BACKGROUND:
Students are familiar with a world of color. They do
not realize that the colors that we use today in crayons and other items are
chemical "copycats" of colors originally made of finely crushed minerals. The first
paints were produced by crushing colored rocks and
mixing the powders with animal fats. Wax was also used in paints (encaustic painting),
dating back to ancient Greece. This incredibly durable medium was used to
adorn not only sculptures, but murals, boats, and buildings. The Greeks also
used wax paints in the earliest known form of easel painting.

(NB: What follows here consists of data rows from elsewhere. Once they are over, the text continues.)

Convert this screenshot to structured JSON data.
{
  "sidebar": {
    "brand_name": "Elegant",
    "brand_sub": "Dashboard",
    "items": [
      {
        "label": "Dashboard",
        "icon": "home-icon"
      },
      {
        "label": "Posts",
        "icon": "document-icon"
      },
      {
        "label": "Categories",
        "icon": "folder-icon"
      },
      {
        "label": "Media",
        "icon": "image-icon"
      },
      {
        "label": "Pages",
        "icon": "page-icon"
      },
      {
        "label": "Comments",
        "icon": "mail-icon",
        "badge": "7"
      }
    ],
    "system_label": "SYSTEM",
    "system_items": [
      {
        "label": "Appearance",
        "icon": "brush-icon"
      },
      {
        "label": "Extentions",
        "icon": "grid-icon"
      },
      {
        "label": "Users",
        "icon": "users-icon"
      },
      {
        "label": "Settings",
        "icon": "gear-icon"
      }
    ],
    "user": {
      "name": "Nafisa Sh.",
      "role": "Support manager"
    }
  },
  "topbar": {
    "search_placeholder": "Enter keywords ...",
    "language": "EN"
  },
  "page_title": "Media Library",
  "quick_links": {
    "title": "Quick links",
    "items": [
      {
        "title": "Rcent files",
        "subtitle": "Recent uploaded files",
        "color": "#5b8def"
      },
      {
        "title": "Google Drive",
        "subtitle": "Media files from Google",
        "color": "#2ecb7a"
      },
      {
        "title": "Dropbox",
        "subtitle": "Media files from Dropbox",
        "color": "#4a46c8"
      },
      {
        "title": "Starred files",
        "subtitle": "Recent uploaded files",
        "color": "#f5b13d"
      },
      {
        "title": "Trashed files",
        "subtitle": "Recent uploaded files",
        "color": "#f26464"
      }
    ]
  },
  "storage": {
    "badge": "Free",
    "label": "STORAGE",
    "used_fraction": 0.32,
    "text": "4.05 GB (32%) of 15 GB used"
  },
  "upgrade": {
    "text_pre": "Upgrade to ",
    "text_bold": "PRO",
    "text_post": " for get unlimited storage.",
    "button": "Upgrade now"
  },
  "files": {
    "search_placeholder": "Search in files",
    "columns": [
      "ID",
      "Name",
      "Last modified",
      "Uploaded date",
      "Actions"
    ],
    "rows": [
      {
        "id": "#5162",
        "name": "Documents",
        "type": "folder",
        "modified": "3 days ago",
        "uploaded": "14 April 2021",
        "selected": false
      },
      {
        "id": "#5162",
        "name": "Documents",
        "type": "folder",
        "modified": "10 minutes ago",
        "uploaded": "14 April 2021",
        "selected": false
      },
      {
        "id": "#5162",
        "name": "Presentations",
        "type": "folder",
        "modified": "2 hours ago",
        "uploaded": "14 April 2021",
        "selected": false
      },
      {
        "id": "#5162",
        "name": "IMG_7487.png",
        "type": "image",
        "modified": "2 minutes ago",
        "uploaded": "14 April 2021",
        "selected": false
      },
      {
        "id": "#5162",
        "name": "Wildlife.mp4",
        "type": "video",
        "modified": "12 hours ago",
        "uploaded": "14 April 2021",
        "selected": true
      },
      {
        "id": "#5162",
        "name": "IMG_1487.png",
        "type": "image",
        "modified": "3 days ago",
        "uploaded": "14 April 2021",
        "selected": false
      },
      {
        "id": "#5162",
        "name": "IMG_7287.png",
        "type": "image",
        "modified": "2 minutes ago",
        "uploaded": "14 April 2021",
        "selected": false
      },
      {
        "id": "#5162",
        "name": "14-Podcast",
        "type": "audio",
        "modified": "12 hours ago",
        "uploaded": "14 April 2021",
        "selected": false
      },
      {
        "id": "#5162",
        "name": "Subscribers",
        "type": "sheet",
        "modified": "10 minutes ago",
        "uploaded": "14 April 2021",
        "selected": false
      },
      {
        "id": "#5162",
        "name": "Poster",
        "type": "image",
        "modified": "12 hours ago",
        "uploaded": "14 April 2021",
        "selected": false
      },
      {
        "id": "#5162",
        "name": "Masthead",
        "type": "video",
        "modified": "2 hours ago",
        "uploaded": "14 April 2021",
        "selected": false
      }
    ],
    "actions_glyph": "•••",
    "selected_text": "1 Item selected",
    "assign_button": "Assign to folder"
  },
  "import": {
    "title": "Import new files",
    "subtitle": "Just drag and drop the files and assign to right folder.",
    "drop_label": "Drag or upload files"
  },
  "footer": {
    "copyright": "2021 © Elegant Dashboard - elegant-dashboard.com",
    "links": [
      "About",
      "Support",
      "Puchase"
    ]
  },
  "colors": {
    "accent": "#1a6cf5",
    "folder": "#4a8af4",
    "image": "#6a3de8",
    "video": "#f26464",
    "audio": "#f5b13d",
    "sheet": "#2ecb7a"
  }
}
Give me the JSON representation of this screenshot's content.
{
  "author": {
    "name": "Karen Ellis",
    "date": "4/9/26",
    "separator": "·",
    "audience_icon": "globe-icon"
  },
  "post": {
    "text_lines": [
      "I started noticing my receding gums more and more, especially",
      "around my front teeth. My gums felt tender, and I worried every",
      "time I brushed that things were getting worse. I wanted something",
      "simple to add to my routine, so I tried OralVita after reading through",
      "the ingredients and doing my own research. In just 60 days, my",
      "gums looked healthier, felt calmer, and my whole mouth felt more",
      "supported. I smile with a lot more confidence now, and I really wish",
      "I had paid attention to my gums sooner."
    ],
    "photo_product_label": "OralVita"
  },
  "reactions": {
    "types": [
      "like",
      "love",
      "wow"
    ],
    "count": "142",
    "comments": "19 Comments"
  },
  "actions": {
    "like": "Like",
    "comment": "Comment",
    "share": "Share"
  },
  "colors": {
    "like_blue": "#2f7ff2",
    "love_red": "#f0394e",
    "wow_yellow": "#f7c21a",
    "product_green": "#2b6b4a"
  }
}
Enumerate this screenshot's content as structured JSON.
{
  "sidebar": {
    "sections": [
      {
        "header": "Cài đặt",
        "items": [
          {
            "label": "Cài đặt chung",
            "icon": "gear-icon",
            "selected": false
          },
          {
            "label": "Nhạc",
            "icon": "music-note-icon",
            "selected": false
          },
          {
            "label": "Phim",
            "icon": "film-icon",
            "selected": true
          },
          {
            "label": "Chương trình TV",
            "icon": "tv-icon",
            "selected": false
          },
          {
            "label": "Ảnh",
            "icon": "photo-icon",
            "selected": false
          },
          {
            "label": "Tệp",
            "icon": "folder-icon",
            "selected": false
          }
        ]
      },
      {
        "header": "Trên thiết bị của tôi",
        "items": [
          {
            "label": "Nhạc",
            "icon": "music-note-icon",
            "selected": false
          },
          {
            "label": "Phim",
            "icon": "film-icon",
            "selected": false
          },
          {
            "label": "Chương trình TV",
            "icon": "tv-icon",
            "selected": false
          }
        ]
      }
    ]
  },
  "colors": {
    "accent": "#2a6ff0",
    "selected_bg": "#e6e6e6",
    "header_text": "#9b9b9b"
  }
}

Today's paints are a fluid suspension of crushed
matter in a liquid film that converts to a solid film when a thin layer is
applied to a metal, wood, stone, paper or other related material. Many
minerals have been or are used as paint pigments. The color black is
powdered coal. Dark blue is powdered lapis lazuli. Yellow is powdered
pyrite. Vermilion (light violet red) is powdered cinnabar. Red is powdered
hematite. Green is powdered malachite. Light blue is azurite. Very dark
green is powdered green clay (which is technically a variety of different
minerals). Gray is powdered molybdenite. White is powdered diatomite, which
is a rock. A number of these pigments are toxic to humans, so their
use has been discontinued. In many cases, pigments derived from plants have
been substituted for mineral colors.
PROCEDURE:
- If you have access to art books that illustrate
some of the great paintings of the 12th and 13th century, have the
students compare the colors and see if they can decide what minerals the
artists may have used to make them. The Rock and Minerals book
should be available for comparing of colors.
-
You may want to give students an
Internet research assignment that focuses on cave paintings. Have the
students try and learn what minerals were used as pigments.
Alternatively, have the students make a list of colors from minerals
and then research other colors derived from plants.